Article paru dans le Chauffage Bois Aujourd’hui n°2 de novembre 2019

Poêle à accumulation, photo Hiemstra

Sortie de toit, photo F. Douard

Le bois-énergie est la première source d’énergie renouvelable et l’enjeu est que son développement, utile à la lutte contre le changement climatique, ait le moins possible d’impact négatif sur la qualité de l’air. La combustion du bois, dans certaines conditions parfois courantes, notamment dans le cas des appareils à chargement manuel, peut en effet être à l’origine d’émissions de polluants : particules fines dangereuses pour la santé mais aussi autres composés toxiques tels que le monoxyde de carbone, les composés organiques volatils et les oxydes d’azote. Il est donc important pour l’avenir de la filière de limiter et réduire l’impact du parc domestique sur la qualité de l’air, notamment sur les niveaux de concentration en particules dans l’atmosphère. L’Ineris, Institut national de l’environnement industriel et des risques, a réalisé une synthèse des enseignements tirés des principales études qu’il a menées sur la caractérisation des émissions depuis une dizaine d’années et dont les présents propos sont tirés.

La formation des particules fines

Les particules issues, plus ou moins directement, des processus de combustion domestique de bois peuvent être divisées en deux catégories :

  • les particules primaires : elles se présentent sous forme solide ou sous une forme dite condensable, c’est-à-dire qui peut se transformer en particules suite à la condensation après l’émission directe par l’appareil ;
  • les particules secondaires : elles se forment dans l’atmosphère après émission par des phénomènes d’oxydation par la lumière, principalement à partir des composés organiques les plus réactifs.

Réduire la contribution de la filière combustion domestique de biomasse aux concentrations de particules dans l’air ambiant n’implique donc pas uniquement de réduire les émissions de particules solides, mais aussi et surtout celles de la fraction condensable ; et des COV incluant le benzène.

L’allumage par la haut réduit les émissions de particules au démarrage, photo Hiemstra

Amélioration des conditions de combustion dans les appareils à chargement manuel

Sur un cycle complet de combustion, en alimentation manuelle, environ 80 % des émissions polluantes a lieu durant les 10 à 15 minutes après l’allumage à froid de la première charge bois ou à chaud lors des charges suivantes. Réduire ce pic de pollution pourrait donc conduire à une réduction drastique des émissions polluantes.

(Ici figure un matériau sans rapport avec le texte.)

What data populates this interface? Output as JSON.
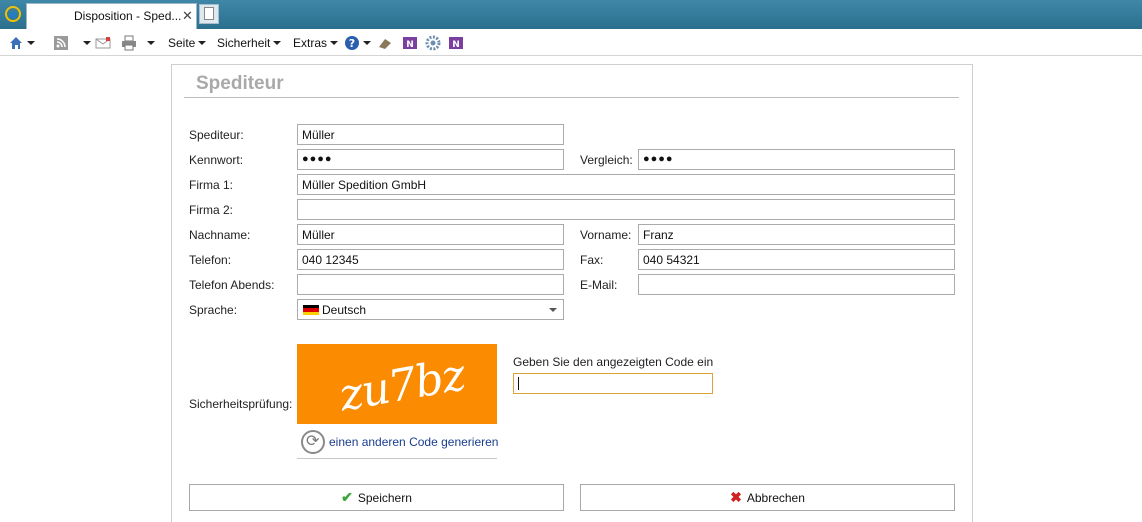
{
  "browser": {
    "tab_title": "Disposition - Sped...",
    "close_glyph": "✕",
    "menus": {
      "seite": "Seite",
      "sicherheit": "Sicherheit",
      "extras": "Extras"
    }
  },
  "form": {
    "title": "Spediteur",
    "labels": {
      "spediteur": "Spediteur:",
      "kennwort": "Kennwort:",
      "vergleich": "Vergleich:",
      "firma1": "Firma 1:",
      "firma2": "Firma 2:",
      "nachname": "Nachname:",
      "vorname": "Vorname:",
      "telefon": "Telefon:",
      "fax": "Fax:",
      "telefon_abends": "Telefon Abends:",
      "email": "E-Mail:",
      "sprache": "Sprache:",
      "sicherheit": "Sicherheitsprüfung:"
    },
    "values": {
      "spediteur": "Müller",
      "kennwort": "●●●●",
      "vergleich": "●●●●",
      "firma1": "Müller Spedition GmbH",
      "firma2": "",
      "nachname": "Müller",
      "vorname": "Franz",
      "telefon": "040 12345",
      "fax": "040 54321",
      "telefon_abends": "",
      "email": "",
      "sprache": "Deutsch"
    },
    "captcha": {
      "image_text": "zu7bz",
      "hint": "Geben Sie den angezeigten Code ein",
      "refresh_link": "einen anderen Code generieren",
      "code_value": ""
    },
    "buttons": {
      "save": "Speichern",
      "cancel": "Abbrechen"
    }
  },
  "colors": {
    "captcha_bg": "#fb8b00",
    "save_icon": "#3aa63a",
    "cancel_icon": "#d02020",
    "link": "#1a3c8f"
  }
}
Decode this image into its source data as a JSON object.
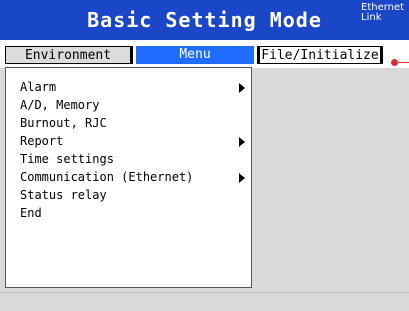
{
  "header": {
    "title": "Basic Setting Mode",
    "status_line1": "Ethernet",
    "status_line2": "Link"
  },
  "tabs": [
    {
      "label": "Environment"
    },
    {
      "label": "Menu",
      "selected": true
    },
    {
      "label": "File/Initialize"
    }
  ],
  "menu": {
    "items": [
      {
        "label": "Alarm",
        "has_submenu": true
      },
      {
        "label": "A/D, Memory",
        "has_submenu": false
      },
      {
        "label": "Burnout, RJC",
        "has_submenu": false
      },
      {
        "label": "Report",
        "has_submenu": true
      },
      {
        "label": "Time settings",
        "has_submenu": false
      },
      {
        "label": "Communication (Ethernet)",
        "has_submenu": true
      },
      {
        "label": "Status relay",
        "has_submenu": false
      },
      {
        "label": "End",
        "has_submenu": false
      }
    ]
  },
  "colors": {
    "title_bar": "#1a46c8",
    "selected_tab": "#1e6bff",
    "indicator": "#e0282c",
    "background": "#d9d9d9"
  },
  "icons": {
    "submenu": "right-triangle-arrow",
    "scroll": "red-dot-indicator"
  }
}
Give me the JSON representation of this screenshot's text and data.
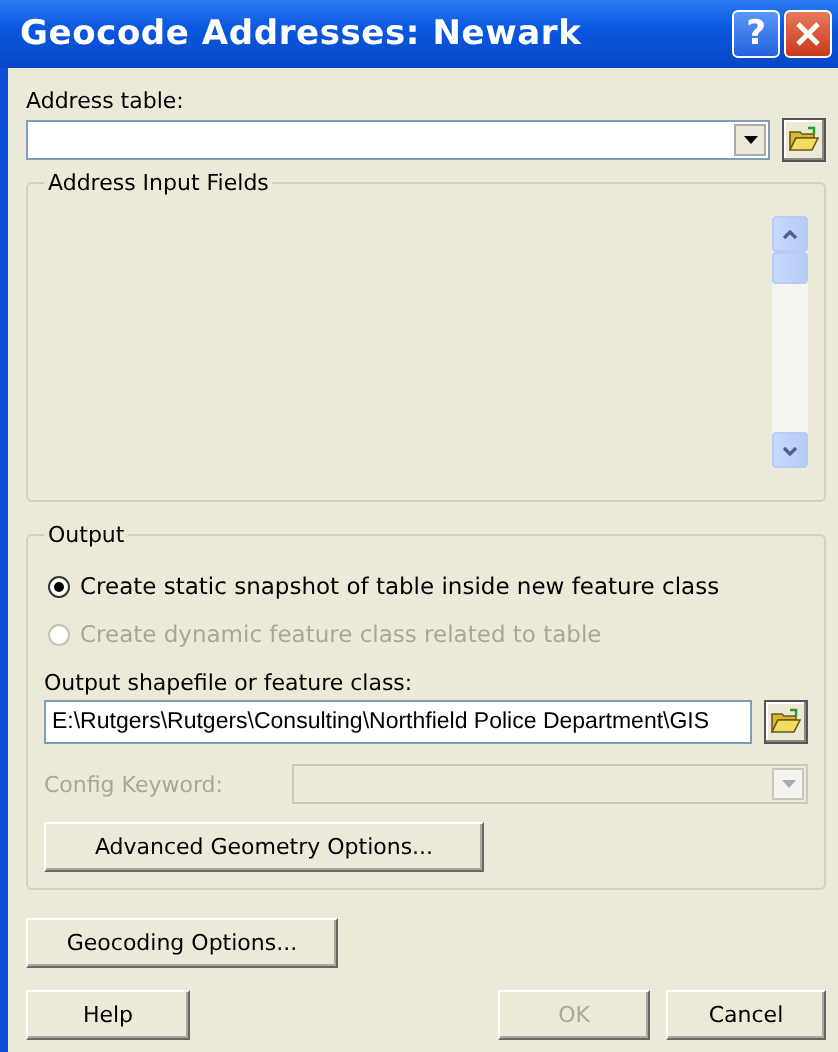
{
  "window": {
    "title": "Geocode Addresses:  Newark",
    "help_glyph": "?"
  },
  "address_table": {
    "label": "Address table:"
  },
  "address_input_fields": {
    "title": "Address Input Fields"
  },
  "output": {
    "title": "Output",
    "options": [
      {
        "label": "Create static snapshot of table inside new feature class",
        "selected": true,
        "disabled": false
      },
      {
        "label": "Create dynamic feature class related to table",
        "selected": false,
        "disabled": true
      }
    ],
    "shapefile_label": "Output shapefile or feature class:",
    "shapefile_value": "E:\\Rutgers\\Rutgers\\Consulting\\Northfield Police Department\\GIS",
    "config_keyword": {
      "label": "Config Keyword:",
      "disabled": true
    },
    "advanced_button": "Advanced Geometry Options..."
  },
  "geocoding_button": "Geocoding Options...",
  "buttons": [
    {
      "label": "Help",
      "disabled": false
    },
    {
      "label": "OK",
      "disabled": true
    },
    {
      "label": "Cancel",
      "disabled": false
    }
  ]
}
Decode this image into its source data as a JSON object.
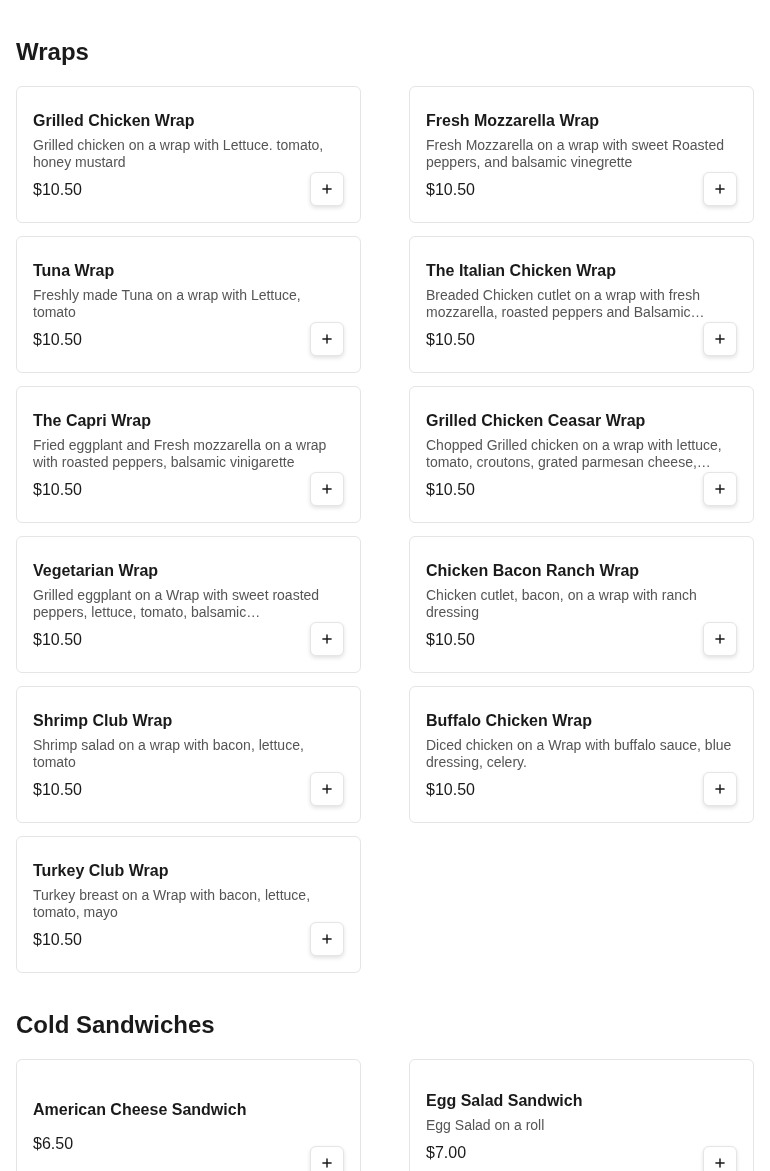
{
  "sections": [
    {
      "title": "Wraps",
      "kind": "compact",
      "items": [
        {
          "name": "Grilled Chicken Wrap",
          "description": "Grilled chicken on a wrap with Lettuce. tomato, honey mustard",
          "price": "$10.50"
        },
        {
          "name": "Fresh Mozzarella Wrap",
          "description": "Fresh Mozzarella on a wrap with sweet Roasted peppers, and balsamic vinegrette",
          "price": "$10.50"
        },
        {
          "name": "Tuna Wrap",
          "description": "Freshly made Tuna on a wrap with Lettuce, tomato",
          "price": "$10.50"
        },
        {
          "name": "The Italian Chicken Wrap",
          "description": "Breaded Chicken cutlet on a wrap with fresh mozzarella, roasted peppers and Balsamic…",
          "price": "$10.50"
        },
        {
          "name": "The Capri Wrap",
          "description": "Fried eggplant and Fresh mozzarella on a wrap with roasted peppers, balsamic vinigarette",
          "price": "$10.50"
        },
        {
          "name": "Grilled Chicken Ceasar Wrap",
          "description": "Chopped Grilled chicken on a wrap with lettuce, tomato, croutons, grated parmesan cheese,…",
          "price": "$10.50"
        },
        {
          "name": "Vegetarian Wrap",
          "description": "Grilled eggplant on a Wrap with sweet roasted peppers, lettuce, tomato, balsamic…",
          "price": "$10.50"
        },
        {
          "name": "Chicken Bacon Ranch Wrap",
          "description": "Chicken cutlet, bacon, on a wrap with ranch dressing",
          "price": "$10.50"
        },
        {
          "name": "Shrimp Club Wrap",
          "description": "Shrimp salad on a wrap with bacon, lettuce, tomato",
          "price": "$10.50"
        },
        {
          "name": "Buffalo Chicken Wrap",
          "description": "Diced chicken on a Wrap with buffalo sauce, blue dressing, celery.",
          "price": "$10.50"
        },
        {
          "name": "Turkey Club Wrap",
          "description": "Turkey breast on a Wrap with bacon, lettuce, tomato, mayo",
          "price": "$10.50"
        }
      ]
    },
    {
      "title": "Cold Sandwiches",
      "kind": "tall",
      "items": [
        {
          "name": "American Cheese Sandwich",
          "price": "$6.50"
        },
        {
          "name": "Egg Salad Sandwich",
          "description": "Egg Salad on a roll",
          "price": "$7.00"
        }
      ]
    }
  ]
}
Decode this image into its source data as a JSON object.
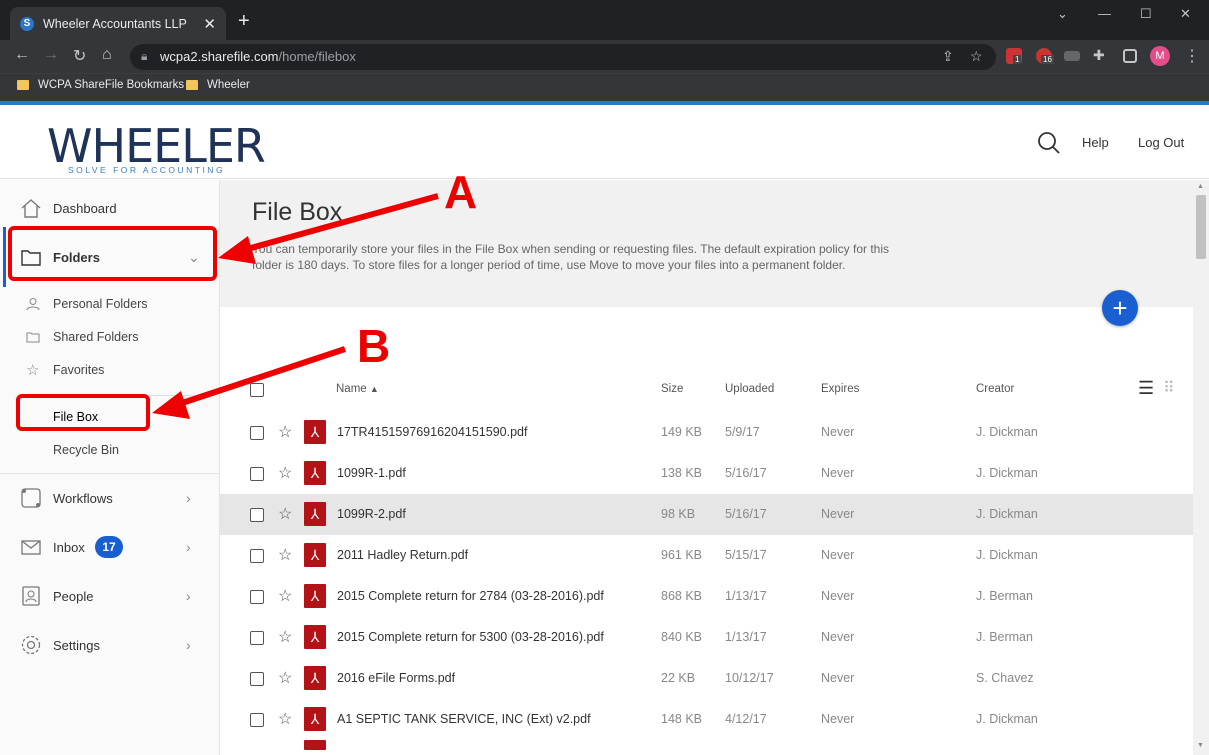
{
  "browser": {
    "tab_title": "Wheeler Accountants LLP",
    "url_host": "wcpa2.sharefile.com",
    "url_path": "/home/filebox",
    "profile_initial": "M",
    "bookmarks": [
      "WCPA ShareFile Bookmarks",
      "Wheeler"
    ],
    "ext_badges": [
      "1",
      "16"
    ]
  },
  "header": {
    "logo_text": "WHEELER",
    "logo_tagline": "SOLVE FOR ACCOUNTING",
    "help": "Help",
    "logout": "Log Out"
  },
  "sidebar": {
    "dashboard": "Dashboard",
    "folders": "Folders",
    "sub": [
      "Personal Folders",
      "Shared Folders",
      "Favorites",
      "File Box",
      "Recycle Bin"
    ],
    "workflows": "Workflows",
    "inbox": "Inbox",
    "inbox_count": "17",
    "people": "People",
    "settings": "Settings"
  },
  "main": {
    "title": "File Box",
    "description": "You can temporarily store your files in the File Box when sending or requesting files. The default expiration policy for this folder is 180 days. To store files for a longer period of time, use Move to move your files into a permanent folder.",
    "columns": {
      "name": "Name",
      "size": "Size",
      "uploaded": "Uploaded",
      "expires": "Expires",
      "creator": "Creator"
    },
    "files": [
      {
        "name": "17TR41515976916204151590.pdf",
        "size": "149 KB",
        "uploaded": "5/9/17",
        "expires": "Never",
        "creator": "J. Dickman"
      },
      {
        "name": "1099R-1.pdf",
        "size": "138 KB",
        "uploaded": "5/16/17",
        "expires": "Never",
        "creator": "J. Dickman"
      },
      {
        "name": "1099R-2.pdf",
        "size": "98 KB",
        "uploaded": "5/16/17",
        "expires": "Never",
        "creator": "J. Dickman"
      },
      {
        "name": "2011 Hadley Return.pdf",
        "size": "961 KB",
        "uploaded": "5/15/17",
        "expires": "Never",
        "creator": "J. Dickman"
      },
      {
        "name": "2015 Complete return for 2784 (03-28-2016).pdf",
        "size": "868 KB",
        "uploaded": "1/13/17",
        "expires": "Never",
        "creator": "J. Berman"
      },
      {
        "name": "2015 Complete return for 5300 (03-28-2016).pdf",
        "size": "840 KB",
        "uploaded": "1/13/17",
        "expires": "Never",
        "creator": "J. Berman"
      },
      {
        "name": "2016 eFile Forms.pdf",
        "size": "22 KB",
        "uploaded": "10/12/17",
        "expires": "Never",
        "creator": "S. Chavez"
      },
      {
        "name": "A1 SEPTIC TANK SERVICE, INC (Ext) v2.pdf",
        "size": "148 KB",
        "uploaded": "4/12/17",
        "expires": "Never",
        "creator": "J. Dickman"
      }
    ]
  },
  "annotations": {
    "a": "A",
    "b": "B"
  },
  "colors": {
    "accent": "#1a5fd1",
    "annotation": "#e00000",
    "pdf": "#b31217"
  }
}
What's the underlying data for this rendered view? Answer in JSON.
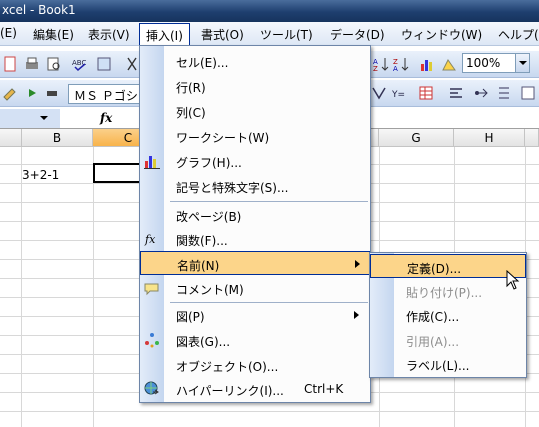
{
  "title": "xcel - Book1",
  "menubar": [
    {
      "label": "(E)"
    },
    {
      "label": "編集(E)"
    },
    {
      "label": "表示(V)"
    },
    {
      "label": "挿入(I)"
    },
    {
      "label": "書式(O)"
    },
    {
      "label": "ツール(T)"
    },
    {
      "label": "データ(D)"
    },
    {
      "label": "ウィンドウ(W)"
    },
    {
      "label": "ヘルプ("
    }
  ],
  "toolbar": {
    "zoom": "100%",
    "font": "ＭＳ Ｐゴシ"
  },
  "formula_bar": {
    "fx": "fx"
  },
  "columns": [
    "B",
    "C",
    "G",
    "H"
  ],
  "cells": {
    "b_row2": "3+2-1"
  },
  "insert_menu": {
    "items": [
      {
        "label": "セル(E)...",
        "icon": ""
      },
      {
        "label": "行(R)",
        "icon": ""
      },
      {
        "label": "列(C)",
        "icon": ""
      },
      {
        "label": "ワークシート(W)",
        "icon": ""
      },
      {
        "label": "グラフ(H)...",
        "icon": "chart-icon"
      },
      {
        "label": "記号と特殊文字(S)...",
        "icon": ""
      },
      {
        "label": "改ページ(B)",
        "icon": ""
      },
      {
        "label": "関数(F)...",
        "icon": "function-icon"
      },
      {
        "label": "名前(N)",
        "icon": "",
        "submenu": true,
        "highlighted": true
      },
      {
        "label": "コメント(M)",
        "icon": "comment-icon"
      },
      {
        "label": "図(P)",
        "icon": "",
        "submenu": true
      },
      {
        "label": "図表(G)...",
        "icon": "diagram-icon"
      },
      {
        "label": "オブジェクト(O)...",
        "icon": ""
      },
      {
        "label": "ハイパーリンク(I)...",
        "icon": "hyperlink-icon",
        "shortcut": "Ctrl+K"
      }
    ]
  },
  "name_submenu": {
    "items": [
      {
        "label": "定義(D)...",
        "highlighted": true,
        "disabled": false
      },
      {
        "label": "貼り付け(P)...",
        "disabled": true
      },
      {
        "label": "作成(C)...",
        "disabled": false
      },
      {
        "label": "引用(A)...",
        "disabled": true
      },
      {
        "label": "ラベル(L)...",
        "disabled": false
      }
    ]
  },
  "colors": {
    "highlight": "#fcd58a",
    "highlight_border": "#002d96",
    "selected_col": "#f8b34b"
  }
}
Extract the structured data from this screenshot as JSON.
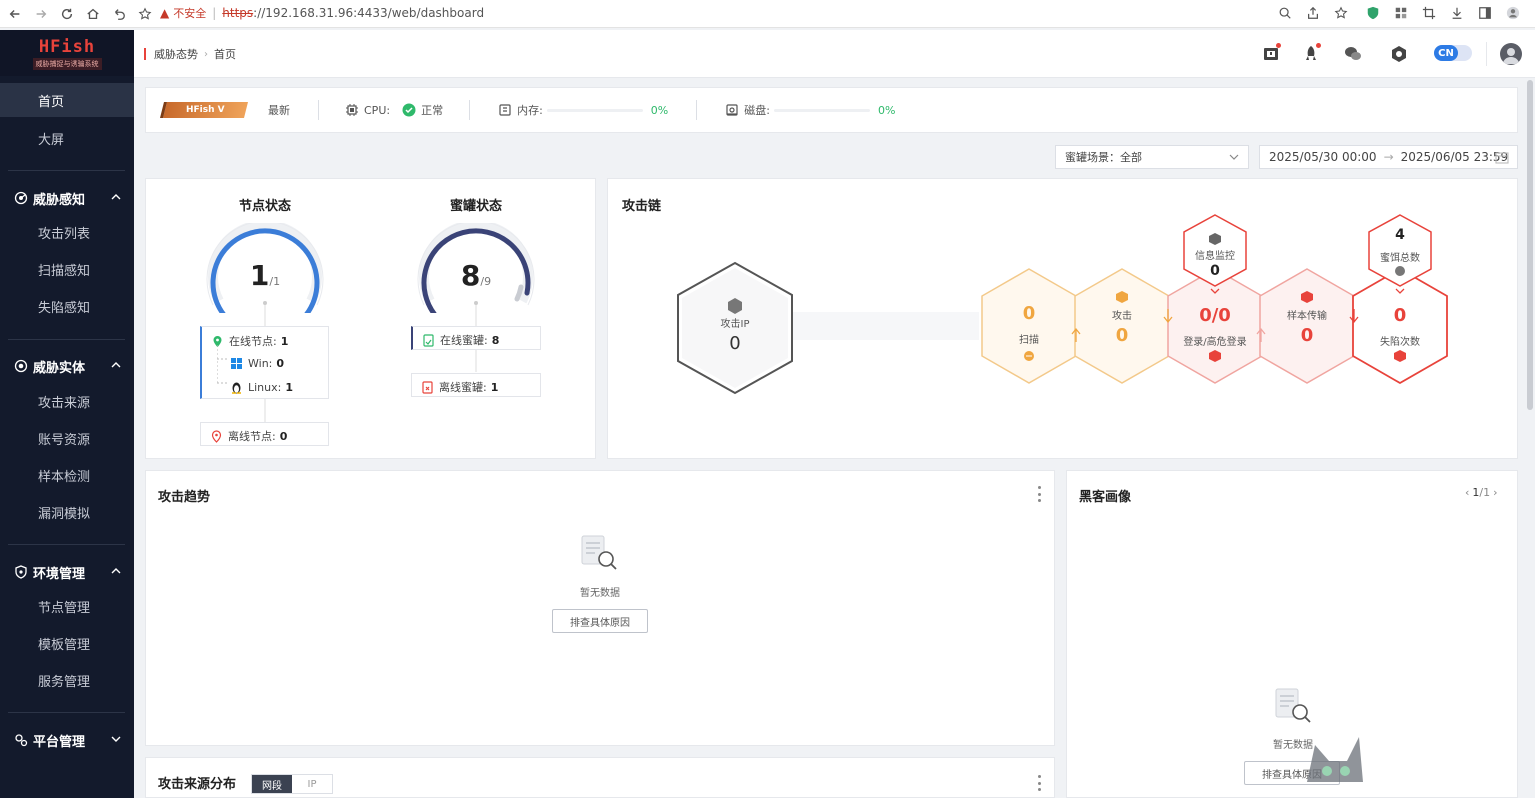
{
  "browser": {
    "insecure_label": "不安全",
    "url_protocol": "https",
    "url_rest": "://192.168.31.96:4433/web/dashboard"
  },
  "sidebar": {
    "brand": "HFish",
    "brand_sub": "威胁捕捉与诱骗系统",
    "top_items": [
      {
        "label": "首页",
        "active": true
      },
      {
        "label": "大屏",
        "active": false
      }
    ],
    "groups": [
      {
        "label": "威胁感知",
        "expanded": true,
        "icon": "radar-icon",
        "items": [
          "攻击列表",
          "扫描感知",
          "失陷感知"
        ]
      },
      {
        "label": "威胁实体",
        "expanded": true,
        "icon": "eye-icon",
        "items": [
          "攻击来源",
          "账号资源",
          "样本检测",
          "漏洞模拟"
        ]
      },
      {
        "label": "环境管理",
        "expanded": true,
        "icon": "shield-icon",
        "items": [
          "节点管理",
          "模板管理",
          "服务管理"
        ]
      },
      {
        "label": "平台管理",
        "expanded": false,
        "icon": "settings-icon",
        "items": []
      }
    ]
  },
  "header": {
    "breadcrumb": [
      "威胁态势",
      "首页"
    ],
    "lang": "CN",
    "accent": "#2d7be5"
  },
  "status": {
    "version": "HFish V",
    "update_label": "最新",
    "cpu_label": "CPU:",
    "cpu_status": "正常",
    "mem_label": "内存:",
    "mem_pct": "0%",
    "disk_label": "磁盘:",
    "disk_pct": "0%"
  },
  "filters": {
    "scene": "蜜罐场景：全部",
    "date_start": "2025/05/30 00:00",
    "date_end": "2025/06/05 23:59"
  },
  "node_status": {
    "title": "节点状态",
    "value": "1",
    "total": "/1",
    "fraction": 1.0,
    "online_label": "在线节点:",
    "online": "1",
    "win_label": "Win:",
    "win": "0",
    "linux_label": "Linux:",
    "linux": "1",
    "offline_label": "离线节点:",
    "offline": "0"
  },
  "honeypot_status": {
    "title": "蜜罐状态",
    "value": "8",
    "total": "/9",
    "fraction": 0.889,
    "online_label": "在线蜜罐:",
    "online": "8",
    "offline_label": "离线蜜罐:",
    "offline": "1"
  },
  "attack_chain": {
    "title": "攻击链",
    "source": {
      "label": "攻击IP",
      "value": "0"
    },
    "stages": [
      {
        "label": "扫描",
        "value": "0",
        "color": "#f0a640"
      },
      {
        "label": "攻击",
        "value": "0",
        "color": "#f0a640"
      },
      {
        "label": "登录/高危登录",
        "value": "0/0",
        "color": "#e8433b"
      },
      {
        "label": "样本传输",
        "value": "0",
        "color": "#e8433b"
      },
      {
        "label": "失陷次数",
        "value": "0",
        "color": "#e8433b"
      }
    ],
    "top_badges": [
      {
        "label": "信息监控",
        "value": "0"
      },
      {
        "label": "蜜饵总数",
        "value": "4"
      }
    ]
  },
  "attack_trend": {
    "title": "攻击趋势",
    "empty_text": "暂无数据",
    "button": "排查具体原因"
  },
  "hacker_profile": {
    "title": "黑客画像",
    "page": "1",
    "pages": "/1",
    "empty_text": "暂无数据",
    "button": "排查具体原因"
  },
  "attack_source": {
    "title": "攻击来源分布",
    "tabs": [
      "网段",
      "IP"
    ]
  }
}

L’amélioration des conditions de combustion intervient sur les émissions de la fraction solide mais surtout sur les émissions de la fraction organique condensable et des COV. Ceci explique la quasi-inexistence de ceux-ci sur des installations de plus fortes puissances où les temps de séjour des gaz et particules sont plus conséquents et les niveaux de température plus élevés.

La qualité de la combustion dépend d’un certain nombre de facteurs, photo Frédéric Douard

L’influence des paramètres de fonctionnement a permis de dégager des tendances sur les facteurs d’influence des émissions pour les appareils à alimentation manuelle :

  • L’humidité du bois : elle est généralement comprise entre 12 et 25 % voire plus ; au-delà de 25 %, une augmentation des émissions et une diminution du rendement et de la puissance délivrée sont observés ;
  • L’essence de bois : les émissions sont en général plus fortes lors de la combustion de chêne ou de résineux que de charme ou de hêtre ;
  • L’allure de fonctionnement de l’appareil : l’utilisateur est souvent amené à faire fonctionner son appareil à allure réduite (en limitant les entrées d’air comburant) car son besoin en chauffage ne correspond pas à l’utilisation de l’appareil à sa puissance prévue, si celui-ci a été dimensionné pour subvenir à des épisodes de grand froid, pour compenser un tirage trop élevé de son installation, si l’utilisateur n’est pas physiquement présent pour recharger le foyer ;
  • La charge, et la qualité de bois utilisée qui peuvent être variables (dimension, diamètre, humidité des bûches, essences de bois, quantité d’écorce, etc.) ;
  • Le tirage dans les installations à tirage naturel : il varie de façon importante d’un logement à l’autre en fonction de la hauteur du conduit et de l’écart de température entre l’intérieur et l’extérieur. Un tirage important n’est pas particulièrement défavorable mais peut provoquer une combustion plus rapide avec des temps de séjour insuffisants pour assurer une combustion achevée qui peut amener l’utilisateur à faire fonctionner son appareil à allure réduite. Le tirage varie en fonction de l’avancement de la combustion ;
  • Le vieillissement des appareils : au cours du temps, une usure des joints et des déformations du foyer peuvent avoir lieu, et engendrer des entrées d’air parasites.

Des technologies permettent d’obtenir des performances énergétiques et environnementales élevées

Poêle à granulés Hoben

Les appareils à combustion catalytique : ils permettent une oxydation catalytique d’un certain nombre de composés dont le monoxyde de carbone et les composés organiques mais sont peu utilisés en Europe.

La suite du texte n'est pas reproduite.